As I’ve been preaching this series on Pursuing Christ and learning how to follow Jesus more intentionally through a Rule of Life, I’ve tried to make it clear that a rule doesn’t need to be as formal or final as it might sound. We should be careful and prayerful as we ask ourselves how we can pattern our lives to love God and love others, but we don’t need to feel like we are etching everything in stone.
A Rule of Life needs to be examined and revised, not only through prayerful reflection but in loving community with others. We need friends and family who have known us over time and who understand where we are right now to weigh in. They can help us see where a rule may have become prideful about a particular discipline or where our rule is driving us into guilt and feelings of failure.
Sometimes, the best way to revise or develop a rule of life is to identify moments in your life right now that lead you toward the life of Jesus and then create a rule to help encourage you down that path more often. A rule of life is less about re-inventing your habits, but curating and nurturing them.
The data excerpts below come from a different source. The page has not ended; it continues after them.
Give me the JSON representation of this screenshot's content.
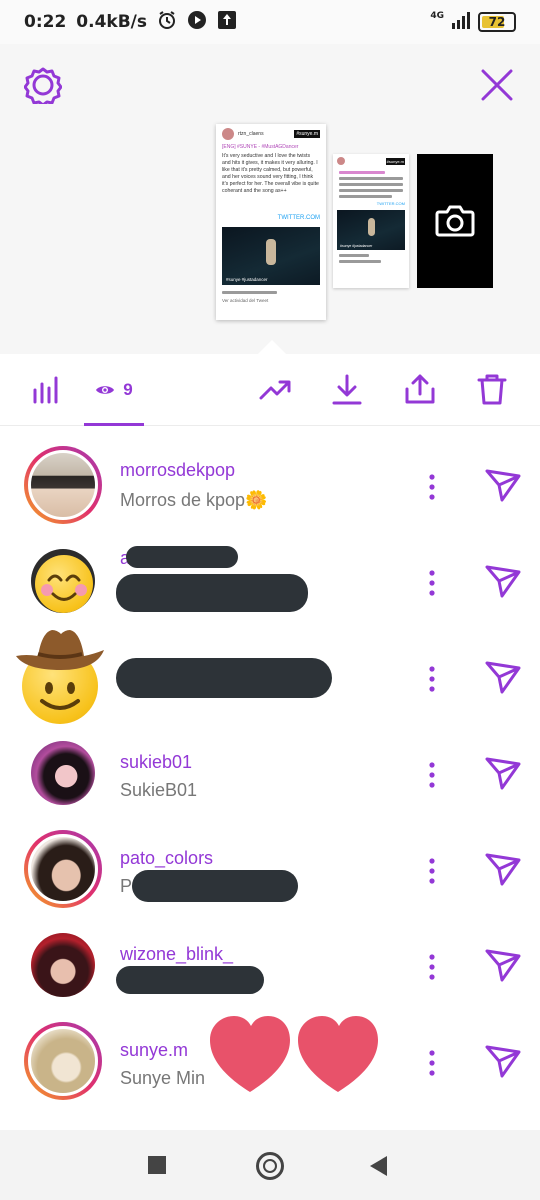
{
  "status_bar": {
    "time": "0:22",
    "speed": "0.4kB/s",
    "network": "4G",
    "battery": "72",
    "battery_level": 0.72
  },
  "preview": {
    "main_card": {
      "handle": "rtzn_claens",
      "tag": "[ENG]",
      "tag_link": "#SUNYE - #MustAGDancer",
      "body": "It's very seductive and I love the twists and hits it gives, it makes it very alluring. I like that it's pretty calmed, but powerful, and her voices sound very fitting, I think it's perfect for her. The overall vibe is quite coherant and the song as++",
      "watermark": "TWITTER.COM",
      "hashtag": "#sunye #justadancer",
      "sticker": "#sunye.m",
      "footer": "Ver actividad del Tweet"
    },
    "small_card": {
      "sticker": "#sunye.m",
      "watermark": "TWITTER.COM",
      "hashtag": "#sunye #justadancer"
    },
    "camera_icon": "camera-icon"
  },
  "toolbar": {
    "views_count": "9",
    "icons": [
      "bar-chart-icon",
      "eye-icon",
      "trending-icon",
      "download-icon",
      "share-icon",
      "trash-icon"
    ]
  },
  "viewers": [
    {
      "username": "morrosdekpop",
      "fullname": "Morros de kpop🌼",
      "ring": true
    },
    {
      "username": "a",
      "fullname": "",
      "ring": false
    },
    {
      "username": "",
      "fullname": "",
      "ring": false
    },
    {
      "username": "sukieb01",
      "fullname": "SukieB01",
      "ring": false
    },
    {
      "username": "pato_colors",
      "fullname": "P",
      "ring": true
    },
    {
      "username": "wizone_blink_",
      "fullname": "",
      "ring": false
    },
    {
      "username": "sunye.m",
      "fullname": "Sunye Min",
      "ring": true
    }
  ],
  "colors": {
    "accent": "#9338d6",
    "redaction": "#2d3338",
    "heart": "#e8526a"
  }
}
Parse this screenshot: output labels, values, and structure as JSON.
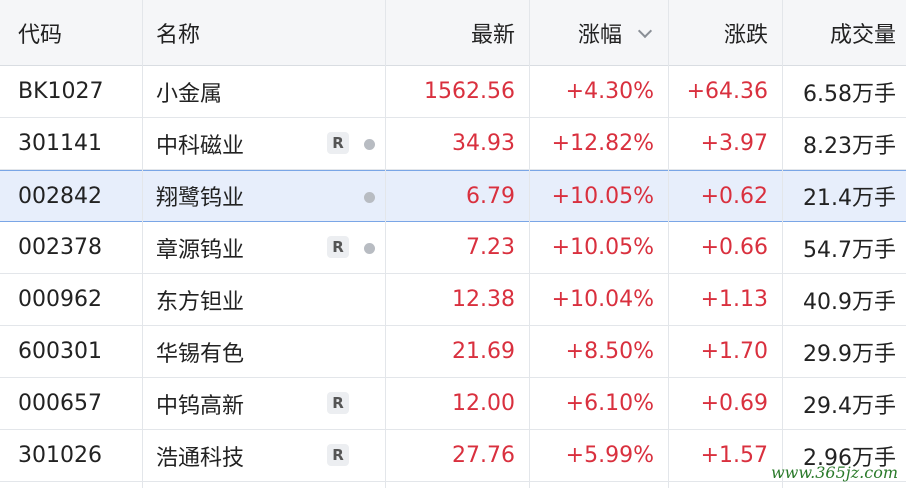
{
  "header": {
    "code": "代码",
    "name": "名称",
    "last": "最新",
    "pct": "涨幅",
    "chg": "涨跌",
    "vol": "成交量"
  },
  "rows": [
    {
      "code": "BK1027",
      "name": "小金属",
      "last": "1562.56",
      "pct": "+4.30%",
      "chg": "+64.36",
      "vol": "6.58万手",
      "badge": "",
      "dot": false,
      "selected": false
    },
    {
      "code": "301141",
      "name": "中科磁业",
      "last": "34.93",
      "pct": "+12.82%",
      "chg": "+3.97",
      "vol": "8.23万手",
      "badge": "R",
      "dot": true,
      "selected": false
    },
    {
      "code": "002842",
      "name": "翔鹭钨业",
      "last": "6.79",
      "pct": "+10.05%",
      "chg": "+0.62",
      "vol": "21.4万手",
      "badge": "",
      "dot": true,
      "selected": true
    },
    {
      "code": "002378",
      "name": "章源钨业",
      "last": "7.23",
      "pct": "+10.05%",
      "chg": "+0.66",
      "vol": "54.7万手",
      "badge": "R",
      "dot": true,
      "selected": false
    },
    {
      "code": "000962",
      "name": "东方钽业",
      "last": "12.38",
      "pct": "+10.04%",
      "chg": "+1.13",
      "vol": "40.9万手",
      "badge": "",
      "dot": false,
      "selected": false
    },
    {
      "code": "600301",
      "name": "华锡有色",
      "last": "21.69",
      "pct": "+8.50%",
      "chg": "+1.70",
      "vol": "29.9万手",
      "badge": "",
      "dot": false,
      "selected": false
    },
    {
      "code": "000657",
      "name": "中钨高新",
      "last": "12.00",
      "pct": "+6.10%",
      "chg": "+0.69",
      "vol": "29.4万手",
      "badge": "R",
      "dot": false,
      "selected": false
    },
    {
      "code": "301026",
      "name": "浩通科技",
      "last": "27.76",
      "pct": "+5.99%",
      "chg": "+1.57",
      "vol": "2.96万手",
      "badge": "R",
      "dot": false,
      "selected": false
    }
  ],
  "colors": {
    "up": "#d9303e",
    "selected_bg": "#e7eefb"
  },
  "watermark": "www.365jz.com"
}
This is how I’ve been led to a rule of hospitality. On a whim last December, Emily and I jotted down everyone we could remember who had been in our home over the course of the last year. The list kept going and going—we’d hosted a lot more people than I would’ve guessed. We enjoy having people over, and we’ve learned how to maintain the habit without feeling pressured to impress, but it wasn’t until I saw this list that I realized the effect this had on how I thought of others.
On top of this, Emily and I have been recipients of hospitality from our refugee friends on many occasions over the last year or so. And every time they hosted us for a meal, I was overwhelmed by their kindness, generosity, and joyfulness. They were able to create such a loving space in their home for us. Seeing this model inspired me to consider how my own guests felt in my home.
From this, Emily and I have developed a simple rule of hosting someone for dinner in our home at least once a week. There are plenty of other stipulations and principles we try to adhere to, but, as I’ve preached, a Rule of Life isn’t meant to be aspirational. It’s not the ‘high bar.’ It’s the minimum standard you don’t want to drop below. So, while we try to ensure that we are always inviting new people and that the house is always clean and the food is always homemade, we are not above sharing a pizza with the neighbors while the kids dump all their toys on the floor.
When you host someone in your home, you learn to attend to their needs. You take their coat, offer a drink, invite them to sit on the best chair. These little attentions tell you a new story about your home—that it isn’t just your personal Batcave, designed to satisfy your every need. Showing hospitality re-wires you to serve rather than be served. It re-wires you not to fear vulnerability, but to welcome it.
As I’ve come to understand about myself, these are lessons that I desperately need to learn. And this simple rule is teaching me in ways that no book or class ever could.